Rosângela Bittar: Fase 2, sobrevivência

É imperativa a compreensão do alcance da firme reação humanista com que homens públicos de diferentes tendências e origens estão respondendo ao surto de barbarismo do governo Jair Bolsonaro. As manifestações ponderadas de ex-ministros de Estado chamam à realidade muitos dos seus sucessores, em áreas sensíveis como Direitos Humanos, Relações Exteriores e, nesta semana, Defesa. A exortação enfática à razão visa o presidente.

Duas vantagens com as quais Bolsonaro ainda conta, porém, impõem cautela na tradução dos manifestos em ação concreta: o apoio de parte da opinião pública, que se reduziu, mas não acabou; e a sua ínfima, porém real, capacidade de, mesmo cambaleando, ainda conseguir obter o apoio de um grupo político como o Centrão. Às feras da barganha entregou, sem hesitar, a chave do cofre bilionário do Fundo Nacional de Desenvolvimento da Educação (FNDE). Uma prova de que Bolsonaro ingressou, definitivamente, na fase 2 do seu governo, a da sobrevivência.

Para isso, precisou recuar de promessas e remodelar o teatro. Além do Centrão, quer a seu lado os egressos da carreira militar, da ativa ou da reserva. Se há uma distorção do conceito de poder que habita Bolsonaro esta é a que simplifica a conjugação do verbo mandar. A lógica é: ele manda, todos obedecem. Os militares, como têm na disciplina um norte, se estão no governo, defendem o governo.

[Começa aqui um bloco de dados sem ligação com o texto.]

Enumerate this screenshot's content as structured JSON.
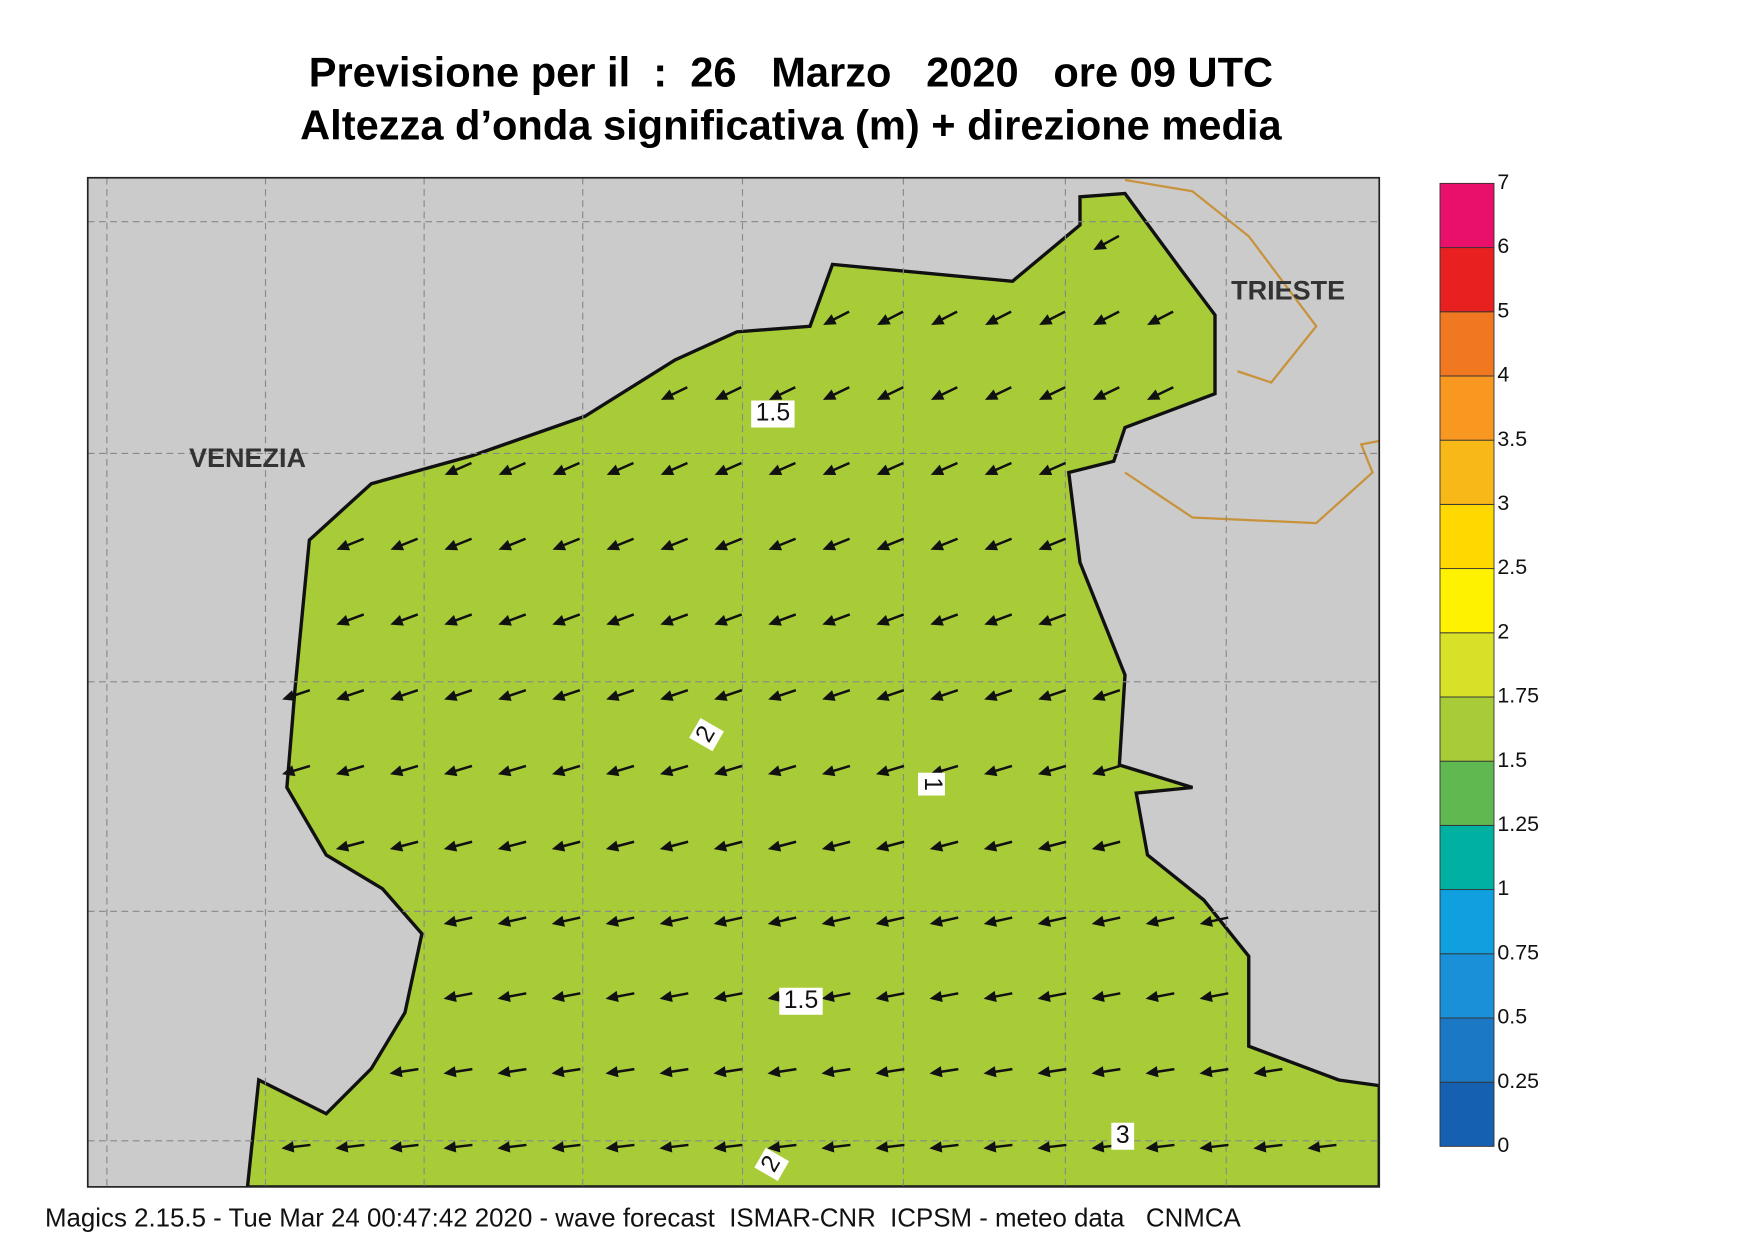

Os argumentos recentes de três deles, apresentados para justificar a crueldade e descaso presidencial com a população doente e enlutada, são evidências desta missão. Um deles, a título de ser portador de boa notícia, anunciou um plano econômico, ainda no esboço, cuja existência ocultara do ministro da Economia. Outro, em fórum internacional sobre o assunto, omitiu a perplexas autoridades a gravidade da situação brasileira. Um terceiro alegou, em entrevista, os vários tipos de morte, inclusive no trânsito, para se queixar da ênfase aos que perderam a vida com a infecção por coronavírus.

Não está prevista, também, a substituição dos suspeitos de corrupção e dos ministros ventríloquos das ideias estapafúrdias. Com uma exceção recente: Bolsonaro já admitiria tirar o cargo de Abraham Weintraub. Sem noção, desde sempre, além do conjunto da obra, decidiu estranhar a presença do Centrão no seu ministério. Mas Ernesto Araújo e Damares Alves estão garantidos.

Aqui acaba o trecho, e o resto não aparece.